The re-opening of the KPC after a hiatus with Covid sees it spending its grants on a refurbishment that is as fresh as it is clever - bold colours and highlighting on often traditional details. Dezeen’s piece says:

"A key decision that we had to make was to ensure that the work that we were doing in the building didn't sanitise this rich, abrasive history of activism and community-led dialogues and debates," said Marc Cairns of New Practice [architects of the upgrade].

"We really tried to keep that at the forefront of our thinking."

Flexible partitions allows the ground- and first-floor halls to be easily subdivided if required.

Other spaces include a quiet room that could be used for anything from prayer to breast-feeding, and a series of small studios and workshops.They hope the building can help to become a positive example of adaptive reuse, particularly in light of the COP26 environmental conference that recently took place in Glasgow.

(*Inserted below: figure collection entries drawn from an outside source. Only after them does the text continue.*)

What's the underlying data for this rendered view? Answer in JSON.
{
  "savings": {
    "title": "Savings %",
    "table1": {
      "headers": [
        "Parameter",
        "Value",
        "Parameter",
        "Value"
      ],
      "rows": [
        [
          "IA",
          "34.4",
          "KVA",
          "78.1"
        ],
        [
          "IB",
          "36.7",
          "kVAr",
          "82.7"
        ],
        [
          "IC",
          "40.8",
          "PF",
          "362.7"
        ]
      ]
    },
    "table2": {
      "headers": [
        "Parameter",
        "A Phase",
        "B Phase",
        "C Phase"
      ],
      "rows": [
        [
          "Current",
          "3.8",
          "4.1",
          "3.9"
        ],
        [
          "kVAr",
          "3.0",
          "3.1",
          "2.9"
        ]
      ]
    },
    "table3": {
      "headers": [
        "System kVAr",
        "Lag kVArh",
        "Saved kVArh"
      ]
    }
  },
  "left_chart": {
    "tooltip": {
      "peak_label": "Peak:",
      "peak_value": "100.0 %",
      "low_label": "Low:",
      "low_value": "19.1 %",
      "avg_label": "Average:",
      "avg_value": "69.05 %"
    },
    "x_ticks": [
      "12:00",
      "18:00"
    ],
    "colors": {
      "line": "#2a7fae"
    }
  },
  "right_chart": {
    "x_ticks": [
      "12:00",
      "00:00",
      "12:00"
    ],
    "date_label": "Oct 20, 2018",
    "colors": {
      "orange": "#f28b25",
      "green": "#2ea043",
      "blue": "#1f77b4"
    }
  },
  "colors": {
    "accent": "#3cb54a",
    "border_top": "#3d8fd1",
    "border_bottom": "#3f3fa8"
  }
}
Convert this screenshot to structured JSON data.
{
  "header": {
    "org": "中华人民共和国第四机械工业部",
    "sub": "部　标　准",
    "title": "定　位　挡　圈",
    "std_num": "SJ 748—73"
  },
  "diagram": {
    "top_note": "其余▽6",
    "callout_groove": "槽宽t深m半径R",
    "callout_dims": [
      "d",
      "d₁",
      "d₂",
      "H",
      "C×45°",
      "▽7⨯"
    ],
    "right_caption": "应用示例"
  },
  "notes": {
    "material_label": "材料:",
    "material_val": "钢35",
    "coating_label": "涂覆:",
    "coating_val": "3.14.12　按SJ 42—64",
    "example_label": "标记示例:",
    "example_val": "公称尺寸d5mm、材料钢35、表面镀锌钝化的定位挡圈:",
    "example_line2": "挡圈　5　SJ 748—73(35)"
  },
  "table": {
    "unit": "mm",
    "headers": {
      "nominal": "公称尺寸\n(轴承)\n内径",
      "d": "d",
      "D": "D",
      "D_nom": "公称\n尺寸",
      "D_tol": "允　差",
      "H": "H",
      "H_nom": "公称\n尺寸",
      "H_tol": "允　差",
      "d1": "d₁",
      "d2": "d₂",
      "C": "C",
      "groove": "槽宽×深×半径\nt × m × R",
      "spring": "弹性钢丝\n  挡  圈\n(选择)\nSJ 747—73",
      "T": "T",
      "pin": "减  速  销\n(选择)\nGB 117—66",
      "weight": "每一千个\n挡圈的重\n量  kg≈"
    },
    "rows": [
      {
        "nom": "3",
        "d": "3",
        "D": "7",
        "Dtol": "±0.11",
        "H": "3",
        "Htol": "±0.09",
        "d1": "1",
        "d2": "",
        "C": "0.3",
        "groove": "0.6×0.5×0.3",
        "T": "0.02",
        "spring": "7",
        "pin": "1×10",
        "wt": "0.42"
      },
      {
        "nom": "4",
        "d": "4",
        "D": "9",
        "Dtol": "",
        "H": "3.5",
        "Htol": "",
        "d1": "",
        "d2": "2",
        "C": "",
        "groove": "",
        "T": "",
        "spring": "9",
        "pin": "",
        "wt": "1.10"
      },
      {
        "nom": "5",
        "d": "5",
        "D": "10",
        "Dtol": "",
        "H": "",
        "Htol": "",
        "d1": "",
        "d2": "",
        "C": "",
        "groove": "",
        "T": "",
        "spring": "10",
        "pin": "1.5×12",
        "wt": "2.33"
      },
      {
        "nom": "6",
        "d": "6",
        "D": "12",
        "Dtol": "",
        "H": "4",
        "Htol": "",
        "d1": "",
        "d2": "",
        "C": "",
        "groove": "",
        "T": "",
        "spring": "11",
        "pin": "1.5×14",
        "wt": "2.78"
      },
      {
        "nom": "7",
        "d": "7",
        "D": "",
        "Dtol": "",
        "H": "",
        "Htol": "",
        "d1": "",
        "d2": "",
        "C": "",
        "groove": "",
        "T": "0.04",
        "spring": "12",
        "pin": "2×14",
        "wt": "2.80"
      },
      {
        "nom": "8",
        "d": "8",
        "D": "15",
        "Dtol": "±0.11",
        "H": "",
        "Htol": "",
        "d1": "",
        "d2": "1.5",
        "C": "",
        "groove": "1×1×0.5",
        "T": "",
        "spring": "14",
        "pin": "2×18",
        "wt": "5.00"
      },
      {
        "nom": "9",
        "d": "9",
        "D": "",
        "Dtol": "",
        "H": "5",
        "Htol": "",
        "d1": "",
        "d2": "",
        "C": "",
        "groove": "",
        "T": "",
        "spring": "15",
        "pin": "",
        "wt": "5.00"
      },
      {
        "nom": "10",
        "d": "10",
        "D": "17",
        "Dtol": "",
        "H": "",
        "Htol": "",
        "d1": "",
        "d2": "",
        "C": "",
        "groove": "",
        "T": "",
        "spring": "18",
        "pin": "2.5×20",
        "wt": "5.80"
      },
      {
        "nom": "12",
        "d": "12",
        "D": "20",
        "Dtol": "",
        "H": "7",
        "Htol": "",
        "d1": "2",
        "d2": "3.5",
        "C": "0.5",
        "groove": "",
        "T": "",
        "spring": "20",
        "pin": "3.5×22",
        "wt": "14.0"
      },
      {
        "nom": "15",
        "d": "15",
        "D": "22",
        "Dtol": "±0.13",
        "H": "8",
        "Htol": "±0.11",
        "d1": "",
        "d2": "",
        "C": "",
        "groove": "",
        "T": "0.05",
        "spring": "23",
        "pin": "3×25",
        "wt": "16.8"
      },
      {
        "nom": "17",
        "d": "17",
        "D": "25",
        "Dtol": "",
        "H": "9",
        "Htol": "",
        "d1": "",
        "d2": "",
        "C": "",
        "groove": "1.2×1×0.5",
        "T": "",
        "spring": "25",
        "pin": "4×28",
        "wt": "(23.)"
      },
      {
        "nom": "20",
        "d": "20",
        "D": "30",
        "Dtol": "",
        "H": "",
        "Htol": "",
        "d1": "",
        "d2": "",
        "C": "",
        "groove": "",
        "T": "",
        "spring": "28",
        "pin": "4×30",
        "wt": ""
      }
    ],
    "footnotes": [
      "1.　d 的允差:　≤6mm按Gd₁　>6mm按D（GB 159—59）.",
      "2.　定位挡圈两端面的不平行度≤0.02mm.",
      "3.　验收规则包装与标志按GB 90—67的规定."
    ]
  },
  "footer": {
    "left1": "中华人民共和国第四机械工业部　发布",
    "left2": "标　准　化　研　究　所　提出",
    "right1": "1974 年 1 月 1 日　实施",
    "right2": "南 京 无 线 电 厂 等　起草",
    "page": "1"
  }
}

This sentiment is echoed by Nicola Sturgeon: "The challenge of refurbishing and imagining a building like this, for decades to come, is fantastically dynamic for the architecture and design industries," she said.

"We just took it for granted that buildings would reach the end of their natural life and then they would sort of fall into dereliction, and thankfully communities decided that that wasn't going to happen. So we've learned how to reimagine things for the future and preserve for the future."

Our only obvious comment would be: can we drastically reduce the cycle whereby a property that a community (organised as a CAN) wants to come into its control, can be identified and supported? The expertise, responsibility, enterprise and vision needed for this kind of reanimation is clearly evident. But need it be this hard to achieve?